If you are a celebrity or a public media icon; you can often get a dedicated rep at the company as your only contact.
The obvious thing there, being that their agent isnt going to mistake them for someone else. Gilbert Gottfrieds manager isnt going to confuse him for cher.
@MasterScythe: I see. Given that I am not a celebrity, I will need to choose a provider with Aussie call centres? I will investigate Coles mobile… I don't think I am going to like the answer….
No deal for me since all my passwords are 'incorrect'
I wonder if there is a porn hub dark web version?
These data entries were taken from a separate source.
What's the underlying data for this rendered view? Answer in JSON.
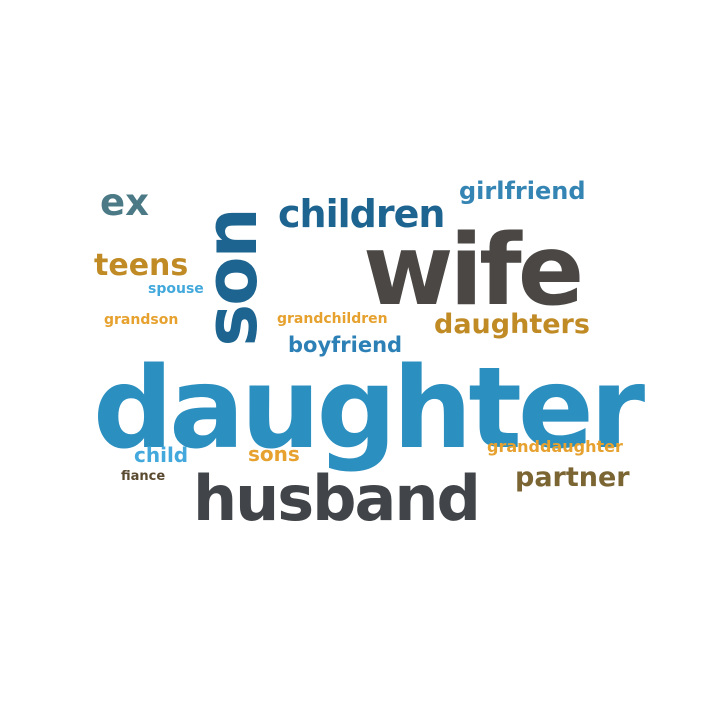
{
  "words": [
    {
      "text": "daughter",
      "color": "#2b8fc0"
    },
    {
      "text": "wife",
      "color": "#4a4744"
    },
    {
      "text": "husband",
      "color": "#414448"
    },
    {
      "text": "son",
      "color": "#1d6490"
    },
    {
      "text": "children",
      "color": "#1d6490"
    },
    {
      "text": "girlfriend",
      "color": "#3585b4"
    },
    {
      "text": "daughters",
      "color": "#c08a25"
    },
    {
      "text": "teens",
      "color": "#c08a25"
    },
    {
      "text": "ex",
      "color": "#4b7a86"
    },
    {
      "text": "spouse",
      "color": "#43a9dc"
    },
    {
      "text": "grandson",
      "color": "#e6a12e"
    },
    {
      "text": "grandchildren",
      "color": "#e6a12e"
    },
    {
      "text": "boyfriend",
      "color": "#2d80b6"
    },
    {
      "text": "child",
      "color": "#43a9dc"
    },
    {
      "text": "sons",
      "color": "#e6a12e"
    },
    {
      "text": "fiance",
      "color": "#5a4a30"
    },
    {
      "text": "granddaughter",
      "color": "#e6a12e"
    },
    {
      "text": "partner",
      "color": "#7b6533"
    }
  ]
}
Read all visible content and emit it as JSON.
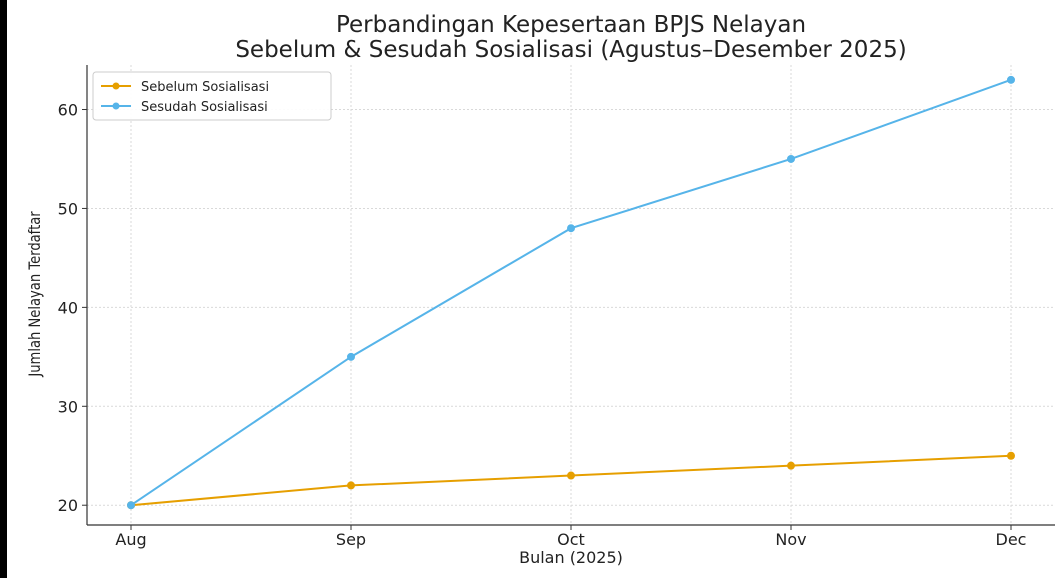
{
  "chart_data": {
    "type": "line",
    "title": [
      "Perbandingan Kepesertaan BPJS Nelayan",
      "Sebelum & Sesudah Sosialisasi (Agustus–Desember 2025)"
    ],
    "xlabel": "Bulan (2025)",
    "ylabel": "Jumlah Nelayan Terdaftar",
    "categories": [
      "Aug",
      "Sep",
      "Oct",
      "Nov",
      "Dec"
    ],
    "yticks": [
      20,
      30,
      40,
      50,
      60
    ],
    "ylim": [
      18,
      64.5
    ],
    "grid": true,
    "legend_position": "top-left",
    "series": [
      {
        "name": "Sebelum Sosialisasi",
        "color": "#E69F00",
        "values": [
          20,
          22,
          23,
          24,
          25
        ]
      },
      {
        "name": "Sesudah Sosialisasi",
        "color": "#56B4E9",
        "values": [
          20,
          35,
          48,
          55,
          63
        ]
      }
    ]
  }
}
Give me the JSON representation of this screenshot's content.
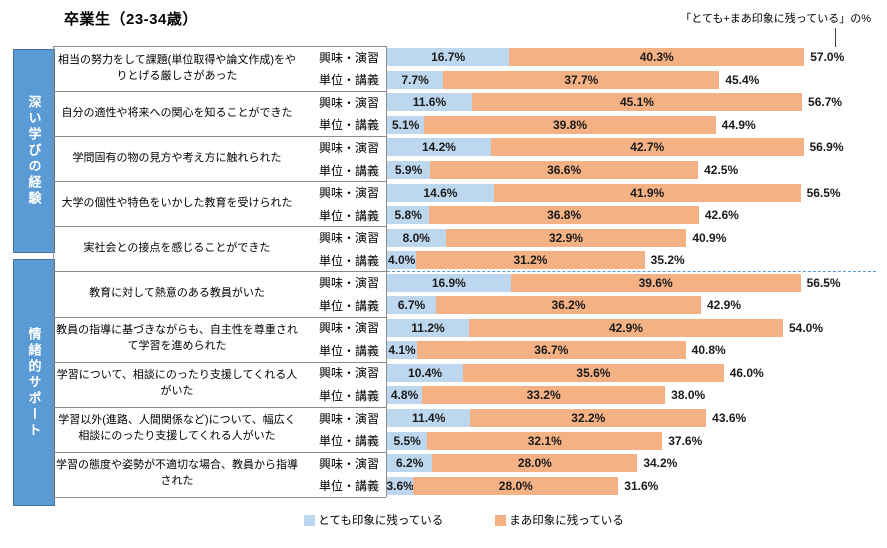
{
  "chart_data": {
    "type": "bar",
    "orientation": "horizontal-stacked",
    "title": "卒業生（23-34歳）",
    "note": "「とても+まあ印象に残っている」の%",
    "value_unit": "%",
    "series_names": [
      "とても印象に残っている",
      "まあ印象に残っている"
    ],
    "legend": [
      {
        "label": "とても印象に残っている",
        "color": "#BDD7EE"
      },
      {
        "label": "まあ印象に残っている",
        "color": "#F4B183"
      }
    ],
    "colors": {
      "very": "#BDD7EE",
      "somewhat": "#F4B183",
      "group_box": "#5B9BD5",
      "group_box_border": "#41719C",
      "table_border": "#8c8c8c",
      "group_separator_dash": "#5B9BD5"
    },
    "groups": [
      {
        "name": "深い学びの経験",
        "items": [
          {
            "question": "相当の努力をして課題(単位取得や論文作成)をやりとげる厳しさがあった",
            "rows": [
              {
                "label": "興味・演習",
                "very": 16.7,
                "somewhat": 40.3,
                "total": 57.0
              },
              {
                "label": "単位・講義",
                "very": 7.7,
                "somewhat": 37.7,
                "total": 45.4
              }
            ]
          },
          {
            "question": "自分の適性や将来への関心を知ることができた",
            "rows": [
              {
                "label": "興味・演習",
                "very": 11.6,
                "somewhat": 45.1,
                "total": 56.7
              },
              {
                "label": "単位・講義",
                "very": 5.1,
                "somewhat": 39.8,
                "total": 44.9
              }
            ]
          },
          {
            "question": "学問固有の物の見方や考え方に触れられた",
            "rows": [
              {
                "label": "興味・演習",
                "very": 14.2,
                "somewhat": 42.7,
                "total": 56.9
              },
              {
                "label": "単位・講義",
                "very": 5.9,
                "somewhat": 36.6,
                "total": 42.5
              }
            ]
          },
          {
            "question": "大学の個性や特色をいかした教育を受けられた",
            "rows": [
              {
                "label": "興味・演習",
                "very": 14.6,
                "somewhat": 41.9,
                "total": 56.5
              },
              {
                "label": "単位・講義",
                "very": 5.8,
                "somewhat": 36.8,
                "total": 42.6
              }
            ]
          },
          {
            "question": "実社会との接点を感じることができた",
            "rows": [
              {
                "label": "興味・演習",
                "very": 8.0,
                "somewhat": 32.9,
                "total": 40.9
              },
              {
                "label": "単位・講義",
                "very": 4.0,
                "somewhat": 31.2,
                "total": 35.2
              }
            ]
          }
        ]
      },
      {
        "name": "情緒的サポート",
        "items": [
          {
            "question": "教育に対して熱意のある教員がいた",
            "rows": [
              {
                "label": "興味・演習",
                "very": 16.9,
                "somewhat": 39.6,
                "total": 56.5
              },
              {
                "label": "単位・講義",
                "very": 6.7,
                "somewhat": 36.2,
                "total": 42.9
              }
            ]
          },
          {
            "question": "教員の指導に基づきながらも、自主性を尊重されて学習を進められた",
            "rows": [
              {
                "label": "興味・演習",
                "very": 11.2,
                "somewhat": 42.9,
                "total": 54.0
              },
              {
                "label": "単位・講義",
                "very": 4.1,
                "somewhat": 36.7,
                "total": 40.8
              }
            ]
          },
          {
            "question": "学習について、相談にのったり支援してくれる人がいた",
            "rows": [
              {
                "label": "興味・演習",
                "very": 10.4,
                "somewhat": 35.6,
                "total": 46.0
              },
              {
                "label": "単位・講義",
                "very": 4.8,
                "somewhat": 33.2,
                "total": 38.0
              }
            ]
          },
          {
            "question": "学習以外(進路、人間関係など)について、幅広く相談にのったり支援してくれる人がいた",
            "rows": [
              {
                "label": "興味・演習",
                "very": 11.4,
                "somewhat": 32.2,
                "total": 43.6
              },
              {
                "label": "単位・講義",
                "very": 5.5,
                "somewhat": 32.1,
                "total": 37.6
              }
            ]
          },
          {
            "question": "学習の態度や姿勢が不適切な場合、教員から指導された",
            "rows": [
              {
                "label": "興味・演習",
                "very": 6.2,
                "somewhat": 28.0,
                "total": 34.2
              },
              {
                "label": "単位・講義",
                "very": 3.6,
                "somewhat": 28.0,
                "total": 31.6
              }
            ]
          }
        ]
      }
    ]
  }
}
Always been on the light side of the web and have never had any experience with the dark side before.
Yes there is, it's the same site just not on the clear web
So everything is dark?
Yep, 'dark' in the way its used for dark magic, or dark thoughts.
You want something sick and illegal that will make you hate humanity? You're in luck.
Id advise against poking that hornets nest.
@MasterScythe: Yeah na I can't stomach anything like that.. I guess I'll stay in the Light Web for now.. I don't want to think too much about anything else other than my self right now.. I guess you have been to the dark side hey?
DARK WEB…….sounds scary af
I've noticed a lot of ads from these guys recently, seems they're just trying to profiteer off an old idea.
God awful privacy policy;
They collect your info from credit companies and
undertake analysis and profiling of your credit information in order to identify and inform you of credit products that we consider are likely to interest you or be suited to your credit circumstances or to enhance our services.
But not only are they trying to sell you credit garbage, they also sell this info on to marketing firms!
We may share your data with other members of our group and with other third parties, such as our service providers, advertisers, Credit Reporting Bodies, our Cybercheck Partners and fraud prevention agencies.
You'd be a fool to use this service.
Got some spam from Clearscore that they have released a new product 'protect' - free dark web monitoring tool.
to OP, there, i reworded it for you.
Sounds like a complete piece of shit.
this company is full of sh*t, one day they suddenly warned me constantly about finding one of my passwords on dark web, and I was like … I never share any password with ClearScore. all they want you to do is keeping you busy with their notification from app to check their offers and deals, which are not the best and this is how they make money out of ya.